The executive summary: Not implementing USSD in your network (we send an error and such) can make Android phones reboot if someone is placing a call at the time android retries to send the USSD query.





Tuesday, July 20, 2010

Debugging hints I

Being an Engineer one need to resolve problems and sending a mail to a mailinglist and asking for help is most of the time not the problem solving skill you should use. So here is a list of some easy hints...

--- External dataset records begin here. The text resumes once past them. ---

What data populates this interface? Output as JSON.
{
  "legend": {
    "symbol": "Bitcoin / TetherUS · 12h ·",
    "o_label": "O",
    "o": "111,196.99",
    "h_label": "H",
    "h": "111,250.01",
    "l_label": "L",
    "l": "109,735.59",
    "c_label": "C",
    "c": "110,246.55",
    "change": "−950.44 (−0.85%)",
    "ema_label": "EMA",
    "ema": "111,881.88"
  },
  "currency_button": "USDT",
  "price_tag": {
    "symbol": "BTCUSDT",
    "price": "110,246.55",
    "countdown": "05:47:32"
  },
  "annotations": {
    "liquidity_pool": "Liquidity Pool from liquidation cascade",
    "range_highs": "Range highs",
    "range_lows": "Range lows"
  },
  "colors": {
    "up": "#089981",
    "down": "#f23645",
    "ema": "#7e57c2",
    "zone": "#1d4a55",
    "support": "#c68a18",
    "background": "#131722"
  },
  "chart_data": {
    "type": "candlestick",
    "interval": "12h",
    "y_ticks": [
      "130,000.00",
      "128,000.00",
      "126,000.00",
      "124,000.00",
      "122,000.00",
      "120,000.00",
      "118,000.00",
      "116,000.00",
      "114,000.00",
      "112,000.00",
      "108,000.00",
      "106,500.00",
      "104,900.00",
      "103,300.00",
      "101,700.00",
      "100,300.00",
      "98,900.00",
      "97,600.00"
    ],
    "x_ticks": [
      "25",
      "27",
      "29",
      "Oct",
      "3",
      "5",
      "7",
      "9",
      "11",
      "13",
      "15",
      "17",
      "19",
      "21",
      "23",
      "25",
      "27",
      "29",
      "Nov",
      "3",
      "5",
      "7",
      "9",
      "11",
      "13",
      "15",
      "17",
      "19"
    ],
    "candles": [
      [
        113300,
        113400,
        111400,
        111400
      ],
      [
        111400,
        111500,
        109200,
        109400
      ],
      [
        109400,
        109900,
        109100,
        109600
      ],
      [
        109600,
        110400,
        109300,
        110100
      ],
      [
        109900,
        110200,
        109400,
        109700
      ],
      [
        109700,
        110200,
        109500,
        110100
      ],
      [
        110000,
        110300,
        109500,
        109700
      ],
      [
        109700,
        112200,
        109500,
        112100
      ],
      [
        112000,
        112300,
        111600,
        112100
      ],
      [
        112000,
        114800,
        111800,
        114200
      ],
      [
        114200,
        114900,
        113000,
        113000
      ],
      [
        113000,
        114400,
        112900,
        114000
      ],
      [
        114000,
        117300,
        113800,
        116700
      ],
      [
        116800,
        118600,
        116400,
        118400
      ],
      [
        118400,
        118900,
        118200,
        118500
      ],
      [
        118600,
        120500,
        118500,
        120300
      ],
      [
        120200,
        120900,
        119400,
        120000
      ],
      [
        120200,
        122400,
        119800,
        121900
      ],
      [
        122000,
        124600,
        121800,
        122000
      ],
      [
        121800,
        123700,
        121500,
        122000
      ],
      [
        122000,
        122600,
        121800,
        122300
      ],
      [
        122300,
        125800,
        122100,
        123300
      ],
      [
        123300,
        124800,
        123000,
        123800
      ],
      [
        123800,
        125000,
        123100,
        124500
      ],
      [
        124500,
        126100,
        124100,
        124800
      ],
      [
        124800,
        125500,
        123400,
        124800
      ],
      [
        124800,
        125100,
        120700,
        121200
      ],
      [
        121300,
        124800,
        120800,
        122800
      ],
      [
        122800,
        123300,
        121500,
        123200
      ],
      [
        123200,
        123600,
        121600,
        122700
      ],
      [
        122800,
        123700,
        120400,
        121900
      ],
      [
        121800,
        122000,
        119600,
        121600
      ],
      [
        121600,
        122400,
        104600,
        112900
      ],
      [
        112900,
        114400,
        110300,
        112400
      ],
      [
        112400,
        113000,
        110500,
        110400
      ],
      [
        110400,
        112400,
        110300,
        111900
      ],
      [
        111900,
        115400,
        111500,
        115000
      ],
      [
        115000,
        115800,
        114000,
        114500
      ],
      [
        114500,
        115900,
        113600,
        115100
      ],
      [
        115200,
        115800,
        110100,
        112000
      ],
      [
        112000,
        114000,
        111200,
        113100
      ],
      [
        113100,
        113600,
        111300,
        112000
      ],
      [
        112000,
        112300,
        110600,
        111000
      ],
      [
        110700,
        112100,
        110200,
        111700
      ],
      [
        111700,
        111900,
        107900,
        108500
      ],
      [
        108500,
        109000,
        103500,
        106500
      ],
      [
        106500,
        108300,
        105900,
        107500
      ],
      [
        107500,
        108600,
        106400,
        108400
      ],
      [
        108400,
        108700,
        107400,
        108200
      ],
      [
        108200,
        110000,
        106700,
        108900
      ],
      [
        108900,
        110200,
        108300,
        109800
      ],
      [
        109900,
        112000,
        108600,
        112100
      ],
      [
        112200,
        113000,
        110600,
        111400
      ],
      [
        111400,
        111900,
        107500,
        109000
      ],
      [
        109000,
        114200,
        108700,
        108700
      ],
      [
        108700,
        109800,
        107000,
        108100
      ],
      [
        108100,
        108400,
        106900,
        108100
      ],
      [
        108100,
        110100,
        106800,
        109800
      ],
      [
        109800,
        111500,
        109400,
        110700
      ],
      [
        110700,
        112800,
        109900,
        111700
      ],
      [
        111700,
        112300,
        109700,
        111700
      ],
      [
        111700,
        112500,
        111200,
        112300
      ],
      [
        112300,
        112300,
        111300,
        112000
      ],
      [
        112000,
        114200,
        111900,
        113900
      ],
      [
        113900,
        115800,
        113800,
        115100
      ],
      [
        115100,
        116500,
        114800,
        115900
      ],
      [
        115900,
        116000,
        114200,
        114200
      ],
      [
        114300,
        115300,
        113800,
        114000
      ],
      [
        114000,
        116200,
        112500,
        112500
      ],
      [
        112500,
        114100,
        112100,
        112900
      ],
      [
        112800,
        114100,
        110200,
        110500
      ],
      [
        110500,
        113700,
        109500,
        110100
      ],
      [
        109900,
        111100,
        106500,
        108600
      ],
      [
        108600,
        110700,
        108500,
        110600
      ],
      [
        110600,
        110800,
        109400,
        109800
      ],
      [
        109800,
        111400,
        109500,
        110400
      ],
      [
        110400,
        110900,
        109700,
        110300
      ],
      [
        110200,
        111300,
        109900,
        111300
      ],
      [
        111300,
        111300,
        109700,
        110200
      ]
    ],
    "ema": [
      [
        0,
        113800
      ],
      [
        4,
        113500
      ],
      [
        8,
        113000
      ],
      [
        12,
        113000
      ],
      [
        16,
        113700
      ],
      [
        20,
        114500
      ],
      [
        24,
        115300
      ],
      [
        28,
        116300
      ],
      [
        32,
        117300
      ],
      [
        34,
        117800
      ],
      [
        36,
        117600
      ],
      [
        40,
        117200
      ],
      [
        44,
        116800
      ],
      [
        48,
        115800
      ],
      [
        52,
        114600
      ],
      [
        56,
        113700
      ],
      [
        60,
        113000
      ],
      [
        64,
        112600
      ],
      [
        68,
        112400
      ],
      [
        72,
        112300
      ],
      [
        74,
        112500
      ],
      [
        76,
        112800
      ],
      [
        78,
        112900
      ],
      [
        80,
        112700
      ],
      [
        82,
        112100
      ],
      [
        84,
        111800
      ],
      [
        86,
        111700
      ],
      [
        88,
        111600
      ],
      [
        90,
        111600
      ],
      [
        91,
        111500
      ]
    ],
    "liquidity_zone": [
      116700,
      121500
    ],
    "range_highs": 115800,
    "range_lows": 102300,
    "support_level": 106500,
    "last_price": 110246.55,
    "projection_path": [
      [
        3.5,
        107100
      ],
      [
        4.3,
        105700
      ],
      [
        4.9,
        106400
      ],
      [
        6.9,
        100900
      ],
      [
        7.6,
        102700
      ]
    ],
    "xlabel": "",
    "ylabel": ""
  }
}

  • Finding a build error (using make) in a log file. You might use a tool like OpenEmbedded that keeps the log file around and you have a build failure. First of all check the end of the file, but one might have compiled with -j X and the failure was a bit earlier. The best way to find the error is to search for '***'. E.g. inside or less or vi type (/\*\*\*) and it will bring you to the first compile error... GNU make is kind enough to flag the error.
  • The compiler is bitching about something that might not make any sense. With C languages a program called CPP, the C PreProcessor, is ran over your code and it might include funny headers changing your code. What I normally do is to use the compile line as seen in the terminal and replace the -c with a -E as this will only preprocess and then look at the code. The pre processed code is long, search for includes from places you don't expect and such...
  • If a program points you to a log file, read it. In the case of autoconf (configure) a config.log is written, now the bad news is that the error is not at the bottom of the file. What I do is to look at the text of the last test and search for that inside the config.log, it brings me to the failing test...
  • Dealing with remote crashes. You have a segfault but don't know when/where it is happen and it is hard to reproduce? Just use ulimit -c unlimited in a shell and run your script/applications, the kernel will place a core dump in the directory and you can use gdb and your binary to inspect it.
  • Running a libtool based binary/lib from inside the build directory. You can use libtool --mode=execute gdb tests/sms/sms_test and then libtool will setup the environment and invoke your command..

more hints at a later time...

Friday, July 09, 2010

Anti-Pattern 23 - Make sure to not get feedback

  1. Create a website to compete with an established one.
  2. Make something bad like handling cursor/space keys in the side and alienating people using keys to navigate.
  3. Create the impression one can give input, place a feedback button.
  4. Use a form, allow the user to enter text.
  5. Make sure the submit is not just a simple submit but make it go through javascript so you can reference variables that do not exist
If you follow these steps, you are guranteed to burn money, lose busines and you will not get feedback from your customers.




Monday, July 05, 2010

Hybrid Application Example with QtWebKit

In general one of the fascinating aspects of WebKit is the focus on just being a Web Content Engine as it can be seen in the Project Goals. One of the results is that one can easily build a Web Browser around it, or embed it into a Mail Client, a Chat Client, or into your application to handle payment in amazon, display Wikipedia or similiar things.

On the other hand it is possible to embed native widgets into the Web Content using WebKit/GTK+ and QtWebKit, or use the JavaScript Engine API to bind native objects into the JavaScript world. I have started using the moiji-mobile.com name to push WebKit usage for these kind of hybrid applications. I am going to create examples showing how to create applications using QtWebKit, how to deploy them on real hardware, howto handle content development on mobile devices and more.

The first part of this series is a simple example of what could be a SIP based desk telephone using QtWebKit and native technology. In this example I am embedding QObjects to provide information normally not available in the Web, I embed a QWebView inside the content to provide a browser and I am painting on top of the HTML content from the QWebView to provide touch feedback and the code can be found in my git repository.